Flip fora da caixa

Cronista imagina uma Flip alternativa com mesas animadíssimas, convidando cães, objetos e comidas para debater literatura e sociedade
Ilustração: FP Rodrigues
30/07/2025

E se, neste ano, a Flip decidisse inovar? Cansada de debates urgentes sobre o apocalipse climático, o genocídio em tempo real e a falência moral da Ética, a curadoria resolvesse apostar no que realmente importa: mesas temáticas disruptivas. A literatura? Talvez aparecesse.

Mesa 1 – Bardos caninos: o uivo como forma de protesto
Convidados:
• Rex, o pug poeta
• Belinha, influenciadora literária pet
• Um vira-lata caramelo, representando a massa

Tema central: a marginalização dos autores que se expressam em forma de latido. Debates sobre a hegemonia felina nas residências de intelectuais. Leitura de prosa poética ganida.

Mesa 2 – Literatura rupestre e memes em cavernas: o spleen de Lascaux
Convidados:
• Grunh, artista paleolítico
• Um antropólogo sem senso de humor
• Um professor de linguística que acredita que emojis são uma evolução cuneiforme

Discussão central: se uma pedra cai no chão e ninguém a entalha, ela ainda é literatura?

Mesa 3 – Autoficção de objetos: memórias de um escorredor de louça
Convidados:
• Uma chaleira
• Um fone de ouvido wireless
• O micro-ondas que participou de todos os episódios de MasterChef

Moderadora: Alexa

A mesa trataria de temas delicados como a obsolescência programada, invisibilização doméstica e a crise de identidade entre utensílios de plástico e inox.

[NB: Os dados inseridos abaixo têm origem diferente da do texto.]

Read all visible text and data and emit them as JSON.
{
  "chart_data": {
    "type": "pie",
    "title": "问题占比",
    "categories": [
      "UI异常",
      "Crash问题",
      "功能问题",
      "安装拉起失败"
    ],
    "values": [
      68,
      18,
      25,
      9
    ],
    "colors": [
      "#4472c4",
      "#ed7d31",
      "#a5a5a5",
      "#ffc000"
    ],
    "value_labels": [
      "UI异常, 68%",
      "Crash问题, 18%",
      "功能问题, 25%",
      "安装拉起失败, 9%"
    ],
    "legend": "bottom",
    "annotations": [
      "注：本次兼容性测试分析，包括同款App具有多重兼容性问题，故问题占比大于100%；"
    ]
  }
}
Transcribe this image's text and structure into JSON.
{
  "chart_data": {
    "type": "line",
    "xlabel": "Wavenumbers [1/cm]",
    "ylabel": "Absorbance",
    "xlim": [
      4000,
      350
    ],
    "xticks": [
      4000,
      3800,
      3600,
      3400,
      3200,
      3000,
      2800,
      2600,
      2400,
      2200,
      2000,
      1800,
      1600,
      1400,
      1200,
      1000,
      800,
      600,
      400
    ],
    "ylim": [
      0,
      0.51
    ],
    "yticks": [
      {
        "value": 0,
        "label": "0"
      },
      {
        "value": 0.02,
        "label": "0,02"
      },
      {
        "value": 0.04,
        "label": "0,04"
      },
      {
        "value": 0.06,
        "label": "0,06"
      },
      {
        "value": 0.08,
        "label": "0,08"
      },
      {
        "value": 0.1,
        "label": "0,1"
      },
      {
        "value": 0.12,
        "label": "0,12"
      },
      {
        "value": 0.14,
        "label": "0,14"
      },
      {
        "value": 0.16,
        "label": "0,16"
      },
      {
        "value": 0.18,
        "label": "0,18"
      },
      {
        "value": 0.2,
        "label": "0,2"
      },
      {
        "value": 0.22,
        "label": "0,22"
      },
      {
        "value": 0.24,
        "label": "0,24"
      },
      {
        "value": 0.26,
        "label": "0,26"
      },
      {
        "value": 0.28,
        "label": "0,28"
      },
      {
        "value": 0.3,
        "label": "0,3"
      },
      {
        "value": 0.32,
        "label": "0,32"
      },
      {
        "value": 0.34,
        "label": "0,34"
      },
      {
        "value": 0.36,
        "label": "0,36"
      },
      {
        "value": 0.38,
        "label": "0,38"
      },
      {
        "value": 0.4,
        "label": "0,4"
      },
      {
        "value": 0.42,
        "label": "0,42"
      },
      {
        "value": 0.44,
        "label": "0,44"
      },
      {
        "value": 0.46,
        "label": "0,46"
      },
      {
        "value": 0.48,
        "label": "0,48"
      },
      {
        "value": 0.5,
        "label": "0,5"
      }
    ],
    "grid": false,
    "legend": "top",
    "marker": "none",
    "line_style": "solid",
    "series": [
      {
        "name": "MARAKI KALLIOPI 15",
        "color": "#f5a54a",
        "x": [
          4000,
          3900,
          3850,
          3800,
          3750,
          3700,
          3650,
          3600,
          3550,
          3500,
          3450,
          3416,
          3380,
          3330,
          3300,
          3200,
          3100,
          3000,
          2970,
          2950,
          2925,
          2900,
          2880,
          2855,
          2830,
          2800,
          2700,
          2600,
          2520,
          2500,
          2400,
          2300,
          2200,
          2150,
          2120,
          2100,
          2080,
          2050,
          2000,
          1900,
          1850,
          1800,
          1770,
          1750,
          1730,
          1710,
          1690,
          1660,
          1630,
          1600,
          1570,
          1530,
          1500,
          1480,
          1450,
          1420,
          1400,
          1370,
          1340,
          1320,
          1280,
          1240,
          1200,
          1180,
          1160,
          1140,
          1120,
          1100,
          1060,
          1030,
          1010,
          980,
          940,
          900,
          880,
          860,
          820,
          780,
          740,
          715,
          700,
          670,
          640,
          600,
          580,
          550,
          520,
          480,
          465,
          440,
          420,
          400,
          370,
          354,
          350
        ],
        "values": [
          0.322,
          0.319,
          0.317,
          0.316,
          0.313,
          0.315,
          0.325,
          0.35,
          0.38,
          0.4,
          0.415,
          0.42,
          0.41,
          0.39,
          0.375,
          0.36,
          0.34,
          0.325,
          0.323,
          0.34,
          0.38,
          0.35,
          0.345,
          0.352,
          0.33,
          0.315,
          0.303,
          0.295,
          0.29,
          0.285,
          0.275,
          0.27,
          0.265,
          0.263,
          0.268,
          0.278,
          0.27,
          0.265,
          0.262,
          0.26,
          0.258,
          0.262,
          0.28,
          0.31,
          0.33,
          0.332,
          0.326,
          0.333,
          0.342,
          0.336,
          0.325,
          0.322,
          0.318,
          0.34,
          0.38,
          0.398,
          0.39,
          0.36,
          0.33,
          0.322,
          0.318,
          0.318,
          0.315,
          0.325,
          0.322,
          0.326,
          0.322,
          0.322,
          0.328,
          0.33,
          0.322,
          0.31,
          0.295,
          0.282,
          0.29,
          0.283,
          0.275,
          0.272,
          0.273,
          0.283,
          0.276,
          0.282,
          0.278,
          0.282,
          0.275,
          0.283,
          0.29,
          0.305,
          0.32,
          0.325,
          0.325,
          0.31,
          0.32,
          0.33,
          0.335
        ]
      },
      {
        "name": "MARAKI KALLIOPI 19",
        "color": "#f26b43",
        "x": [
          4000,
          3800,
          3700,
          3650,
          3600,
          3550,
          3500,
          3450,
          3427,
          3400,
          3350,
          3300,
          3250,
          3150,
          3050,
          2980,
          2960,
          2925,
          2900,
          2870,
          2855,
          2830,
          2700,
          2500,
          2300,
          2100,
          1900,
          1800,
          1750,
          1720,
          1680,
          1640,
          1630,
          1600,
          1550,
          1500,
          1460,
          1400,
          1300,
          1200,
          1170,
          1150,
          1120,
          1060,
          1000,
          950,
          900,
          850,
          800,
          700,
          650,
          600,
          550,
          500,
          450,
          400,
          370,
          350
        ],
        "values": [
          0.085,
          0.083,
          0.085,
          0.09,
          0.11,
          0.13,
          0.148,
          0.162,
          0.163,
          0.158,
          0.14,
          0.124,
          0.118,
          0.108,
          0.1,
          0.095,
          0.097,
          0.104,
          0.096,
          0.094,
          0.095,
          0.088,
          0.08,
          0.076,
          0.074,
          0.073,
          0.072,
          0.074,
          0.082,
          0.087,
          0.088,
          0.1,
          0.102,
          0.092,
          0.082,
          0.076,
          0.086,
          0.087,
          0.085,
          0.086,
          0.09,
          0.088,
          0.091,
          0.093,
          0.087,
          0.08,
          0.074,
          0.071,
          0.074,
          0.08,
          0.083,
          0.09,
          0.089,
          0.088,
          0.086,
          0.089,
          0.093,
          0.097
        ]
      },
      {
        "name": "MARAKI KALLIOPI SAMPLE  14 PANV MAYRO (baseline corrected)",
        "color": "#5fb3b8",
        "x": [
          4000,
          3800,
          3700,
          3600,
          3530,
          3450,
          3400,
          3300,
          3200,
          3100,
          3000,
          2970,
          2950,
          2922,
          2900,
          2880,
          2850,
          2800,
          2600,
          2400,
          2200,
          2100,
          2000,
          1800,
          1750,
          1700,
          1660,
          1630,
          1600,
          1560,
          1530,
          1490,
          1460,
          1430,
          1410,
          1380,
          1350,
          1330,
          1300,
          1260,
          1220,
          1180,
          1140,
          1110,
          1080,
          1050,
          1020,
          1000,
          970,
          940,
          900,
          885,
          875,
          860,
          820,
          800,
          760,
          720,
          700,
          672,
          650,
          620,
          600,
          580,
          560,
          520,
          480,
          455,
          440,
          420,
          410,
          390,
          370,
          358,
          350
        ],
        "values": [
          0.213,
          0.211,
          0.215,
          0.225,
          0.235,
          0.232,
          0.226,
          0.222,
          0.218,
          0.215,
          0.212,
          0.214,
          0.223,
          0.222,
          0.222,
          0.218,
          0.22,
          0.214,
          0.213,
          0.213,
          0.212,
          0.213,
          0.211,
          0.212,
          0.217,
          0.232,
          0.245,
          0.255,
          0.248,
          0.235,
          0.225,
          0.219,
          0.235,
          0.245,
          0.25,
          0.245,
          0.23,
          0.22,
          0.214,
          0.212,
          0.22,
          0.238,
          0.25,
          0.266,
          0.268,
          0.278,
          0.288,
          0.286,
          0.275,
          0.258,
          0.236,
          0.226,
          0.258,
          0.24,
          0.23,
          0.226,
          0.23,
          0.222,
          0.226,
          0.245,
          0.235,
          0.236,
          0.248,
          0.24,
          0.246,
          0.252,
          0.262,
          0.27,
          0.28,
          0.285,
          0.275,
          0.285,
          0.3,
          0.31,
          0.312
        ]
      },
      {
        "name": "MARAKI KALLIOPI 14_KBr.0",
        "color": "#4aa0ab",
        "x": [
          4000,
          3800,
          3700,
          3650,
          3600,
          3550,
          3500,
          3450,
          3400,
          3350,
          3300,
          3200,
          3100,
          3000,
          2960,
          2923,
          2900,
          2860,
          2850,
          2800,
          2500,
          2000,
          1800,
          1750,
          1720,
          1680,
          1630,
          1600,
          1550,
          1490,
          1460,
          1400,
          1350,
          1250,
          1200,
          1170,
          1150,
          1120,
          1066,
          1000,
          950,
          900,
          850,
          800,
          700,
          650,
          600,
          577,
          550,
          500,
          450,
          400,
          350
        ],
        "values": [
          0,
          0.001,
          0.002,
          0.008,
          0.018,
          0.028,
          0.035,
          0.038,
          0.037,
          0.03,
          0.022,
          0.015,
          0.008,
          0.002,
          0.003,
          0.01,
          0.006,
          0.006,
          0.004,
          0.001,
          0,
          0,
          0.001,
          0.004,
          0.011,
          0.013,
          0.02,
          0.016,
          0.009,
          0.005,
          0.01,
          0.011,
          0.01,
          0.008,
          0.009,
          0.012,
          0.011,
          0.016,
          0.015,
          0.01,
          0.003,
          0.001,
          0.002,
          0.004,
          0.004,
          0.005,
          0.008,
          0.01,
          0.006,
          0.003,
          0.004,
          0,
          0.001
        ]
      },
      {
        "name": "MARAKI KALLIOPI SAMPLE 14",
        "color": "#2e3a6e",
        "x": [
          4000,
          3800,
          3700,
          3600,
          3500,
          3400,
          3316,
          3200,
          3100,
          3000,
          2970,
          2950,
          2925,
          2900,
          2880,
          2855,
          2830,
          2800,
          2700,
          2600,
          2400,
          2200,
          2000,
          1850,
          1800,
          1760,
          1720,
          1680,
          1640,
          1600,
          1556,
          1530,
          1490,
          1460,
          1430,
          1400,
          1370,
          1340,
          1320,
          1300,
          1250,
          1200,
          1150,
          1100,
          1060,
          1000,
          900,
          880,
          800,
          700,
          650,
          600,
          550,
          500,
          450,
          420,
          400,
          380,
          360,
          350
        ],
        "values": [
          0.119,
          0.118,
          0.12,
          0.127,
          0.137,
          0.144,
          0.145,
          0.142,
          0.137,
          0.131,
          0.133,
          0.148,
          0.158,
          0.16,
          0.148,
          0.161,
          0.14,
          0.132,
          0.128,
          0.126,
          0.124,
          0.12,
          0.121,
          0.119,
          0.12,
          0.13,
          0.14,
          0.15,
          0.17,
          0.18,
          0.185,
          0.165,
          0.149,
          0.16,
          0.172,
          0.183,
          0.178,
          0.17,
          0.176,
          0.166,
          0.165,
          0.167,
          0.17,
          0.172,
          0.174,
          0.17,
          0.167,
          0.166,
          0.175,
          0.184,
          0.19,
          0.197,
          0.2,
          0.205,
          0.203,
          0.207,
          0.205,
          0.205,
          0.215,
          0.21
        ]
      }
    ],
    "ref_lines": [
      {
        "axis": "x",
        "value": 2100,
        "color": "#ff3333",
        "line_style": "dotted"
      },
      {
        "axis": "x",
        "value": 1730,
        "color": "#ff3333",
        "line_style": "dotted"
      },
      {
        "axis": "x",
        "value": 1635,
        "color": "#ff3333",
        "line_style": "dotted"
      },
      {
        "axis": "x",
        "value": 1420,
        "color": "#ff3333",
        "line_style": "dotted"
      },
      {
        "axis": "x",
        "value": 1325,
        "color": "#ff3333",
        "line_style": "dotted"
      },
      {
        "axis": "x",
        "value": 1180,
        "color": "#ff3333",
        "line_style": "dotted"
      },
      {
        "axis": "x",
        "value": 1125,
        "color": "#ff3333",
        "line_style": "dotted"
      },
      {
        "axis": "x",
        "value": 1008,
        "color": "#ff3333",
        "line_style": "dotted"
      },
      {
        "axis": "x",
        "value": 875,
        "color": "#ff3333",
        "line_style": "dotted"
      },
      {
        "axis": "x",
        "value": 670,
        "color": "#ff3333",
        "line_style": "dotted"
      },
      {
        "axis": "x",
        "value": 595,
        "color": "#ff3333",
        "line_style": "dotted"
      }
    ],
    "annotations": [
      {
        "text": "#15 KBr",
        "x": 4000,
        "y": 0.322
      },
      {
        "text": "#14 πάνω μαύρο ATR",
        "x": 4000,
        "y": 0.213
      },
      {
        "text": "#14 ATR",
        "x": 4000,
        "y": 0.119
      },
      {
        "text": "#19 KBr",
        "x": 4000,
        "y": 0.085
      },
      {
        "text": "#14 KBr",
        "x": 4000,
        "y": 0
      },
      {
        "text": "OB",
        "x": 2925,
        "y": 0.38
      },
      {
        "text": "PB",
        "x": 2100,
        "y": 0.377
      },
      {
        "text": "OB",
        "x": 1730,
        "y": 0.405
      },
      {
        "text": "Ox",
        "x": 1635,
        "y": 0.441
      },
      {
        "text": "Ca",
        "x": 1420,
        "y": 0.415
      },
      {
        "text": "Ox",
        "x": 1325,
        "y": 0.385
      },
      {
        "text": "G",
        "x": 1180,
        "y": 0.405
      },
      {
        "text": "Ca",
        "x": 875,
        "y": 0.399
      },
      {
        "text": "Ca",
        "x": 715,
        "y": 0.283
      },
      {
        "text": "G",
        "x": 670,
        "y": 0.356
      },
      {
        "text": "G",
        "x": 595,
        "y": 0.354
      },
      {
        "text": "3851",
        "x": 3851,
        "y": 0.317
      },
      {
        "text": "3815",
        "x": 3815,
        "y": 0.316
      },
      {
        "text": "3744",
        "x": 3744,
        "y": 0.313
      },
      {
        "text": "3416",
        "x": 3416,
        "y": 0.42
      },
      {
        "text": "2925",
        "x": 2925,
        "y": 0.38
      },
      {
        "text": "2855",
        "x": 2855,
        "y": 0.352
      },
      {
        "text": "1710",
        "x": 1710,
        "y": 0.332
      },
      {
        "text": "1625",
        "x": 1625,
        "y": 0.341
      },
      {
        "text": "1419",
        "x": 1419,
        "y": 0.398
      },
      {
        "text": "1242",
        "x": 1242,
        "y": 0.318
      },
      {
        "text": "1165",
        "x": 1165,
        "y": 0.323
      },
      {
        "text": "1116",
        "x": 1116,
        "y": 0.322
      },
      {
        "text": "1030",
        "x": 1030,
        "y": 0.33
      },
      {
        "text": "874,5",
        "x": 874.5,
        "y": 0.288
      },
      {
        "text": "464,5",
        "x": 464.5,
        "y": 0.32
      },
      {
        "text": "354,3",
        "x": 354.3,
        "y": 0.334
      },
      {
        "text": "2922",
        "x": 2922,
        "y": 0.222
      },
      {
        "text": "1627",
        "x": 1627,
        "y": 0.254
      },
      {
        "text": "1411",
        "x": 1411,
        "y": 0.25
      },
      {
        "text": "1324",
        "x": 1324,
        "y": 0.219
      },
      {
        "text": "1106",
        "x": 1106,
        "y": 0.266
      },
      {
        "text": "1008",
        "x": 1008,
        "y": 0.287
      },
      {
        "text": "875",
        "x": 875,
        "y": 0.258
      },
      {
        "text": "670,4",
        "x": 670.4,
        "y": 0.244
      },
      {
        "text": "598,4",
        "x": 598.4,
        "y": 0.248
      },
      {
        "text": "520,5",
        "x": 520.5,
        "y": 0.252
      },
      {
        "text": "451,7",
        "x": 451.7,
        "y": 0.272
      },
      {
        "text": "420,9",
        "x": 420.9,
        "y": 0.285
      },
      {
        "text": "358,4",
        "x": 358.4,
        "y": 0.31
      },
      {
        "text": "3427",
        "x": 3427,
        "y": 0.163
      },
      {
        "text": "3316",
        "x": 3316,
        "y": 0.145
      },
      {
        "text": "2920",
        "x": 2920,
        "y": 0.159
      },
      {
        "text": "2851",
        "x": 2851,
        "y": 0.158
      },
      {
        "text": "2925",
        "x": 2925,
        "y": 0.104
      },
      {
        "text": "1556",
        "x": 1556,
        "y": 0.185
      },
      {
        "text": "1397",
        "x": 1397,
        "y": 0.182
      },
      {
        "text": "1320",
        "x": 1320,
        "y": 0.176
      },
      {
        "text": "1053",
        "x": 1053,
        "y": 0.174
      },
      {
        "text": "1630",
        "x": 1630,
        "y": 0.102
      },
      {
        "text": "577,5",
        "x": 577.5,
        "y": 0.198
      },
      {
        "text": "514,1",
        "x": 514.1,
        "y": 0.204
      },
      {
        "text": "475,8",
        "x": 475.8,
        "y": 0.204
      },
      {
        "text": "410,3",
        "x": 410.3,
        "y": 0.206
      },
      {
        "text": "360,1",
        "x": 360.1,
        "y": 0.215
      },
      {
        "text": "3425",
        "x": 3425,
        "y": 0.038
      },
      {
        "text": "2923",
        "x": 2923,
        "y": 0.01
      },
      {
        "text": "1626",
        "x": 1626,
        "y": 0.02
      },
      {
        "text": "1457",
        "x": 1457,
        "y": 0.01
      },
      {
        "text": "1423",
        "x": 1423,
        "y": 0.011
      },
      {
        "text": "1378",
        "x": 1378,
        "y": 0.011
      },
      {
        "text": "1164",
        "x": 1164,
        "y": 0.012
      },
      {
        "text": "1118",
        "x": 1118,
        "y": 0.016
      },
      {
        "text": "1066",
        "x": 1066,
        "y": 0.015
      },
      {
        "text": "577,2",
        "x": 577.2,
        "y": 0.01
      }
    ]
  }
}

Mesa 4 – Distopias imobiliárias: crônicas do aluguel em São Paulo
Convidados:
• Um corretor de imóveis com vocabulário distópico
• Uma inquilina que paga 80% do salário em aluguel e os outros 20% em terapia
• Oscar Niemeyer, holograficamente convidado para opinar sobre quitinetes de 12m²

Debate: como o preço do metro quadrado é, na verdade, um projeto narrativo de terror psicológico. A metáfora da geladeira embutida como prisão existencial poderia ser um segundo veio de conversas.

Mesa 5 – Slam gastronômico: quando a farofa é subversiva
Convidados:
• Um empadão militante que se recusa a ser fatiado
• A última colher de arroz que sobreviveu ao 8 de Janeiro no STF e agora escreve ensaios sobre violência institucionalizada
• Um morango do amor que largou tudo para fazer spoken word em docerias alternativas

Mediação: Pedro Bial e um pote de manteiga

Proposta: performances poético-culinárias em que receitas e cardápios viram manifestos de resistência. Discussões sobre o lugar da farofa no cânone, o silenciamento histórico do vinagrete e o bolinho de chuva como forma de nostalgia anticolonial. Ao final, todos os participantes seriam convidados a degustar os manifestos fritos na manteiga.

Mesa 6 – Literatura em horários de ônibus atrasados: o conto como forma de espera
Convidados:
• Uma idosa que escreveu seu romance de formação, em três volumes, entre Itaquera e o Largo da Batata
• Um cobrador aposentado que redige aforismos em volantes da mega-sena
• O motorista da linha 775P-10, que leu Grande sertão: veredas durante um congestionamento na rodovia Raposo Tavares

Mediação: Rubinho Barrichello

Discussão: o papel das filas, atrasos e baldeações como estruturas narrativas. Outra vertente poderia analisar o ônibus enquanto espaço de formação literária coletiva e o motorista como editor independente. Sarau com microfone aberto para narração de obras escritas em encostos de assentos.

Carlos Castelo

É jornalista e escrevinhador. Cronista do Estadão, O Dia, e sócio fundador do grupo de humor Língua de Trapo. É autor de 18 livros.